According to Faraday's law of electromagnetic induction, this change in magnetic flux induces an electromotive force (emf) and consequently an induced current in the coil.
According to Lenz's law, the direction of this induced current is such that it opposes the cause that produces it, which is the motion of the falling magnet.
This induced current creates a magnetic field that exerts an upward repulsive force on the falling magnet.

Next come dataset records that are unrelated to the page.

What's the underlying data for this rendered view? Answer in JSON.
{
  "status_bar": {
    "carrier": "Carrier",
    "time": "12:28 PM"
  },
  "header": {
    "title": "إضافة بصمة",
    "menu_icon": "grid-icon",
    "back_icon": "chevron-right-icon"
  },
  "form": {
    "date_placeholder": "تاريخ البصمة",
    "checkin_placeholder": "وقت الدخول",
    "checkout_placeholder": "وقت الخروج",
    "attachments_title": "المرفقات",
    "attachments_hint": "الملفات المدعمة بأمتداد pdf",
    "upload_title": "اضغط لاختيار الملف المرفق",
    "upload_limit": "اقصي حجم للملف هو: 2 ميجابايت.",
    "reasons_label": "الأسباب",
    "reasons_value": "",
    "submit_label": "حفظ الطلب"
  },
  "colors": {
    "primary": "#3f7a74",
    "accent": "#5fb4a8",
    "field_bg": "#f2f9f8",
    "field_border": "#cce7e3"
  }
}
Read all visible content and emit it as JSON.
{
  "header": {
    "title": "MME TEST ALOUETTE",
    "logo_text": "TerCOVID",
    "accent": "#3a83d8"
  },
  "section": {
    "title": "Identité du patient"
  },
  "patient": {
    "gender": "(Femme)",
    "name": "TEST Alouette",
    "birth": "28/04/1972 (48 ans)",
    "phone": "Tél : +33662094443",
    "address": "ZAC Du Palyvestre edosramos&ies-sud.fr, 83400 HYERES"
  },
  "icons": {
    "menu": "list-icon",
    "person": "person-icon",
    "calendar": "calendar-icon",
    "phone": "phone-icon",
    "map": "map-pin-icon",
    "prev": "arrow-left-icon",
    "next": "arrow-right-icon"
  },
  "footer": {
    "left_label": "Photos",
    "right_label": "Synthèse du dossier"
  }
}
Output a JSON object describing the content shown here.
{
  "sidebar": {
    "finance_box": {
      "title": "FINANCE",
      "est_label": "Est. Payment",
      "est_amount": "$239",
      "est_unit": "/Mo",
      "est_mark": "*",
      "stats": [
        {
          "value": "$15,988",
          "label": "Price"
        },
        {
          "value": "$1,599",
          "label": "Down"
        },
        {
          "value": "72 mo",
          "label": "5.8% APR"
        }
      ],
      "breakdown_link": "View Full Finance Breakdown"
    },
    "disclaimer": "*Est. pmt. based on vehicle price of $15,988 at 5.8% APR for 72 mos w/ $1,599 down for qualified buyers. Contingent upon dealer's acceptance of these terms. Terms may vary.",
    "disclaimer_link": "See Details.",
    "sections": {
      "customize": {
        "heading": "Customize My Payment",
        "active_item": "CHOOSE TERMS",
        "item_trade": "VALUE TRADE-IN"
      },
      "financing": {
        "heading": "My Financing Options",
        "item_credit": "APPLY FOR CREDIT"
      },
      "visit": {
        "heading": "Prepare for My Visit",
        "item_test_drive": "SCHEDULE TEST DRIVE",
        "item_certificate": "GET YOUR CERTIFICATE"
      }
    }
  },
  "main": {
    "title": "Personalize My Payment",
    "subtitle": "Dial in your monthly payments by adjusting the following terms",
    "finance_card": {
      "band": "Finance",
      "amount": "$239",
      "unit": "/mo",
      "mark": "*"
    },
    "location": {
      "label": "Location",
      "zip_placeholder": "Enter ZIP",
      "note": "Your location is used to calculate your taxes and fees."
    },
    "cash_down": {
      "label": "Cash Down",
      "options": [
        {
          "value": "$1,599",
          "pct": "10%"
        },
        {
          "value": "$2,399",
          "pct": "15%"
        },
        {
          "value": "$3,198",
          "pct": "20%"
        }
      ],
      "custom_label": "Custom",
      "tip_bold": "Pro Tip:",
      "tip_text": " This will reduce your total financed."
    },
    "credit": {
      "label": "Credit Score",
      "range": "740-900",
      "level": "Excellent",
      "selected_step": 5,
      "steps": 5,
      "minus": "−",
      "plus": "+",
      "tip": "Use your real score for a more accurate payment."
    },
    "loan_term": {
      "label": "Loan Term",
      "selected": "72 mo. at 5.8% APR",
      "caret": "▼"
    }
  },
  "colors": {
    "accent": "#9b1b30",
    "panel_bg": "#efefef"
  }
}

Therefore, the net downward force on the magnet is $F_{net} = mg - F_{repulsive}$.
Since there is an upward force opposing gravity, the net acceleration $a$ of the magnet is given by $a = \frac{F_{net}}{m} = g - \frac{F_{repulsive}}{m}$.
Thus, the net acceleration of the magnet is less than $g$.

(A) Magnetic susceptibility $(\chi)$ is a measure of how easily a substance can be magnetized in an external magnetic field.
For ferromagnetic substances,the atoms possess a permanent magnetic dipole moment,and they align strongly in the direction of the external magnetic field.
Due to this strong alignment,ferromagnetic materials exhibit a very large and positive magnetic susceptibility.
Therefore,for a ferromagnetic substance,$\chi >> 1$.